In Penang, a mental picture of a trishaw peddler is easy to conjure up.
Depicted in a popular street art mural on Penang Road – one of the largest in the state – and more recently, on a 10m-tall art installation near Prangin Mall as part of the Penang International Container Festival, trishaws and their riders are hardly an unfamiliar sight - either in art or in person.
So, when artist Farida Evans undertook an oil painting of trishaws in George Town, she initially thought little beyond the beauty of the old passenger carts of yesteryear.
With bright colours and a popular corner of Armenian Street as the backdrop, Evans’ finished artwork offers a street scene with a certain calm in these difficult times.
“During the MCO (movement control order), I found time for painting. On the evening that I happened to finish my trishaw oil painting, I saw a post from Johnson Lim, a friend of mine, who was organising food parcels for trishaw riders (in George Town) as they were struggling to survive because of the MCO and the fall in tourist numbers, ” says Evans, who heads the art programme at an international school in Balik Pulau.
“It was obvious to me that I had ‘idealised’ a popular tourist attraction. However, my subject matters were suffering due to lack of income, ” she adds.
Motivated to put her most recent project to good use, Evans decided to attempt her first charity auction with the trishaw rider community as the beneficiaries.
With the support and help of several other artists in the state like Esther Geh and Ivan Alexander Francis Gabriel, an exhibition/auction Raising Money for Penang Trishaw Drivers has been put together at Gusto Cafe in Tanjung Bungah.
It was launched on July 17 and will run until 8pm on July 24.
Artwork from a total of eight exhibitors is on display and available for auction.
The pieces can also be viewed online through Evans’ Facebook page The Art Room.
The collection includes The Black Lake, an intricate giclee print by ERYN, the heartwarming Snow Monkey Mother And Child by Nasir Nadzir and Tina Lee Degreef’s abstract splash in Sip The Wine, Pour The Acrylic!.
“The artworks are not all trishaws given the tight time frame (of this project), but all proceeds will go to the riders, ” says Evans.

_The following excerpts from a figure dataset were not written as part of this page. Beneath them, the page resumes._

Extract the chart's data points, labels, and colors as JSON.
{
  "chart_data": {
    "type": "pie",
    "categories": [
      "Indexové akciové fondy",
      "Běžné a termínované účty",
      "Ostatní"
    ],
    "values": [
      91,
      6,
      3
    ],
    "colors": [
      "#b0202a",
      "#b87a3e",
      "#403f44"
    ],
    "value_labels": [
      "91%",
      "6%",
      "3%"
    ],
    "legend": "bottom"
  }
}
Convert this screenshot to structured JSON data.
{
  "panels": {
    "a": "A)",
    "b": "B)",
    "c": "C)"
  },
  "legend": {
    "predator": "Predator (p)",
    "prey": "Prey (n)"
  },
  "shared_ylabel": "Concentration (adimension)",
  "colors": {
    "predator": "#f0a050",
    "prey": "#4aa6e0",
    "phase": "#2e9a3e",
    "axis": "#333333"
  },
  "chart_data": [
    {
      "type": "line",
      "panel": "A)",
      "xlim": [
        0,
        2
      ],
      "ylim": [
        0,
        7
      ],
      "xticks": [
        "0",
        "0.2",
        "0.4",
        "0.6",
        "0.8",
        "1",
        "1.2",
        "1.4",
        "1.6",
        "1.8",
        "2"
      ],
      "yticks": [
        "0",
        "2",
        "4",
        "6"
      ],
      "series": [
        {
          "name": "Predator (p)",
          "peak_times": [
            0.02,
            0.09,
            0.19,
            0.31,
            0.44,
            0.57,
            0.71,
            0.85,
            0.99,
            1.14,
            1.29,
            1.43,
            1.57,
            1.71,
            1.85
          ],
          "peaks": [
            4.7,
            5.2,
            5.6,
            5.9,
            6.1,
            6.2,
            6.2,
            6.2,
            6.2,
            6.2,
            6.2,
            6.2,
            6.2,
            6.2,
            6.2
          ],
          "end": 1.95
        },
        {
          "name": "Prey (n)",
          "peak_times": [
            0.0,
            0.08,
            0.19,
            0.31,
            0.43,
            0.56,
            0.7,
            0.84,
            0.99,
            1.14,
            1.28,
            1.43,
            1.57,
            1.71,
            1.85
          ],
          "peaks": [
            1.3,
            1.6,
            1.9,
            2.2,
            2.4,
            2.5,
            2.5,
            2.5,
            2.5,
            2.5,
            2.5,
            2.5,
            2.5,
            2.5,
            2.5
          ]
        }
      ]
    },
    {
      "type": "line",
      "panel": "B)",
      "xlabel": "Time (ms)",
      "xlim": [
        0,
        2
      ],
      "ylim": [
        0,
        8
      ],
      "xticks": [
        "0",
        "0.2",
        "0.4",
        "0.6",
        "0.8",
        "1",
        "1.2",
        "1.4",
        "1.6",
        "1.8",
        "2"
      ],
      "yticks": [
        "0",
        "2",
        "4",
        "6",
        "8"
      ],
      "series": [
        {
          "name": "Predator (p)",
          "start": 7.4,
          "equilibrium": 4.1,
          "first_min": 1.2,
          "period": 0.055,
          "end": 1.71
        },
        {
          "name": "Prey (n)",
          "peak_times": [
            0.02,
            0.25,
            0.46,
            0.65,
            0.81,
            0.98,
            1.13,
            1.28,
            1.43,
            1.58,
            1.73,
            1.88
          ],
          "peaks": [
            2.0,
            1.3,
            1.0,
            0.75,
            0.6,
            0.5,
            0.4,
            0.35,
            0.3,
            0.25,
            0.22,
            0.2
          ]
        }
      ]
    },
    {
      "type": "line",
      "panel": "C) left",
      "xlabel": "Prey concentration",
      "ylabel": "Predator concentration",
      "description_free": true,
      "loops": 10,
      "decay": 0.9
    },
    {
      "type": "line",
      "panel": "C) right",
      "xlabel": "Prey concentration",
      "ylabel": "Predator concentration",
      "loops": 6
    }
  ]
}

Geh, an exhibiting artist in the event, says it sometimes takes little interactions to remind us of the impact the Covid-19 pandemic is having on different people.
“There are so many pockets of the community that we sometimes don’t consciously think about. We know they exist as we see them but on a conscious level, we don’t realise how severely they are in need at this time.
"Every little bit helps and I hope that whatever we raise from this auction can help, even if it’s just a bit,” concludes Geh.